Yeah, I'm sure. I’ve talked to the folks. Their problem is they want to legalize the people that are undocumented; we want to do that too, but we are not going to allow (Congress) to legalize the people who are undocumented unless they give us a guest worker program. Because if we legalize the people that are undocumented, that is great for the next three to five years. Then what are we gong to do? That’s where we differ with the Administration.

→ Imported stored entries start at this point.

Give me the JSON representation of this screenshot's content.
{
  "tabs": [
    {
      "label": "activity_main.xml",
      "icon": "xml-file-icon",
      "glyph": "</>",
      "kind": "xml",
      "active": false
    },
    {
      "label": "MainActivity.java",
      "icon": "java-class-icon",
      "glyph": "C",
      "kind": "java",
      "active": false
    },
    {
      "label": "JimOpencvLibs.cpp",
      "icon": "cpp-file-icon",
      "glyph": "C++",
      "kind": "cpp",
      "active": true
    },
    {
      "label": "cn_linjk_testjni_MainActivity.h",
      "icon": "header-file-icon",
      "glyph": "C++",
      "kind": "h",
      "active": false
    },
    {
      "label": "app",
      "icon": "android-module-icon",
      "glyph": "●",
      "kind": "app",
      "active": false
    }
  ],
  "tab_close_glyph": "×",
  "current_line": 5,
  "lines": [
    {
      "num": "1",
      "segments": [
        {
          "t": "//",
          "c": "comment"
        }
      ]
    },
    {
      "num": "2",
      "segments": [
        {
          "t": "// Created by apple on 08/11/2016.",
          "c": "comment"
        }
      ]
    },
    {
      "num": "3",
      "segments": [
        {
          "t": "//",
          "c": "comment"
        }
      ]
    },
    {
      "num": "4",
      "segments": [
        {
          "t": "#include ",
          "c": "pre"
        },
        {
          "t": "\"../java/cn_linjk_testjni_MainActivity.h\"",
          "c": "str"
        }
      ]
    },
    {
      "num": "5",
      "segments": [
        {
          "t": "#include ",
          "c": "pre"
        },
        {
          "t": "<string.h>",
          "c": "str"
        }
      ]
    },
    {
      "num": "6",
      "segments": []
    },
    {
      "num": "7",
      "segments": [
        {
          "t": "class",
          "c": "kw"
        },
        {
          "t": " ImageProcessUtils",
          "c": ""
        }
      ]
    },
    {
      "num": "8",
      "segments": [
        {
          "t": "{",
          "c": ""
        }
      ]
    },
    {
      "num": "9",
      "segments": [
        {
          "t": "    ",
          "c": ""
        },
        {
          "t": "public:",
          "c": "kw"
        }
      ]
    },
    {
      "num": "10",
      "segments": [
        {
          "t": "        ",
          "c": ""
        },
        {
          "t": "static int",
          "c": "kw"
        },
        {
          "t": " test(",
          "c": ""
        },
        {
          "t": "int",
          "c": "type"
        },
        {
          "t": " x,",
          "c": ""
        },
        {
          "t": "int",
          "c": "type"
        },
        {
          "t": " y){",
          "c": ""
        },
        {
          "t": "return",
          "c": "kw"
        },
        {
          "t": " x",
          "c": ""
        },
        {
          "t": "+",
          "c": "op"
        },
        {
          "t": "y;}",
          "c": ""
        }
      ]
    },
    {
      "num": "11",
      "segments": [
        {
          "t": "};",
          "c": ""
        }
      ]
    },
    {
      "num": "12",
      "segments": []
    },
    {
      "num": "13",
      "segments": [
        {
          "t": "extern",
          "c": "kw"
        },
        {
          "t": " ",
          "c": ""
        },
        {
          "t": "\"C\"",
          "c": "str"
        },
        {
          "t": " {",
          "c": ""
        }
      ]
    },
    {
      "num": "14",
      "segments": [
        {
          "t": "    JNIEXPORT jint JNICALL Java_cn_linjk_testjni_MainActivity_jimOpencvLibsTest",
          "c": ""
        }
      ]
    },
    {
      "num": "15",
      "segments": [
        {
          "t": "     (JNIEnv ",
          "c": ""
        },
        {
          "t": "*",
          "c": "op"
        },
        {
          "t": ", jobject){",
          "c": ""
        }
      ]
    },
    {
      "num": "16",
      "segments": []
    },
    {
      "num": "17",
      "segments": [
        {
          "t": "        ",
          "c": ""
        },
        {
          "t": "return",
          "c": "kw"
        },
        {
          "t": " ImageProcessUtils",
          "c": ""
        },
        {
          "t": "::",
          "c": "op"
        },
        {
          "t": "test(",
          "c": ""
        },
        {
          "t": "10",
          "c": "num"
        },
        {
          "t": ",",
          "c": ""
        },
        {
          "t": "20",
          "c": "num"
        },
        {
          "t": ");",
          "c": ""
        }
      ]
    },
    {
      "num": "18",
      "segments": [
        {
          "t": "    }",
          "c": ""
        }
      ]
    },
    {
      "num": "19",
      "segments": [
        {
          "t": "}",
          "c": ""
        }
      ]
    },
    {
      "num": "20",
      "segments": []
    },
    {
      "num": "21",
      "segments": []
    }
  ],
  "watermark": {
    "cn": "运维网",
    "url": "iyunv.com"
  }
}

The Administration is saying, legalize people who are here now and then you won’t need a guest worker program. That’s exactly what we did in 1986. We legalized the people that were here and we did not get a guest worker program. Shouldn’t it tell you something that with all the I-9 audits, raids and all this other stuff people are doing to make it hard for people to hire undocumented people, that 70% of our seasonal work force is undocumented? (Growers) still hire them, because there is no alternative. They would rather hire legal workers if they could, but they can’t. The people that are doing H-2A are like crusaders in a way. We’ve kept doing business because we believe in the idea of a legal and stable work force at an affordable price and that is what we are pushing for. We’ve got a lot of interest in H-2A programs, and we have done a lot of innovate type stuff, getting two or three growers together, making things work. It would just be better if the government would helps us instead of hindering us.